The Asian Ecotourism Network (AEN) and Taiwan Ecotourism Association (TEA) have signed a joint declaration outlining the judicious management of indigenous peoples while reaping benefits for the ecotourism industry and communities alike.
The two organisations came together to carve out a set of sustainability principles on which mountain ecotourism can be built. This was at the end of AEN members’ five-day visit to central Taiwan, where the last three days were spent on inspecting indigenous villages and tourism offerings in the popular Alishan mountains.
Masaru Takayama, chairperson of AEN, said association members will refer to the declaration as part of the “compulsory standards” as they engage in sustainable tourism.

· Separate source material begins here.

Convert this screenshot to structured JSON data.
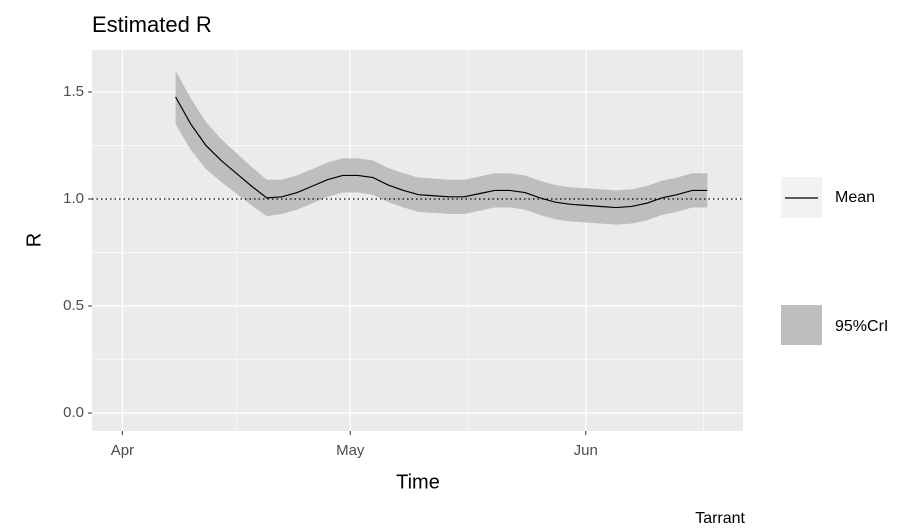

“A lot of times, nature-based activities can overlap with the ancestral land of the indigenous communities. We find it vital to share the benefits and foster mutual respect when practising any types of tourism,” explained Takayama.
The AEN delegation comprised board and ordinary members from 12 countries including Cambodia, Thailand, Hong Kong, India, Japan, Laos, Malaysia, New Zealand, Singapore and Taiwan.
Speakers from these countries addressed attendees of the inaugural AEN Taiwan Conference themed Mountain Ecotourism and Indigenous People, held at the Chukou Visitor Centre in Alishan National Scenic Area Administration on January 19, 2019.
“It has been a great opportunity for AEN to ponder upon the issues related to mountain ecotourism and indigenous people. Asia is known for its biodiversity but at the same time we also embrace diversity in human races, ethnicity, culture, etc.,” said Takayama.
“We hope that other practitioners will also embrace the declaration to ensure our assets be passed on to the generations to come,” he added.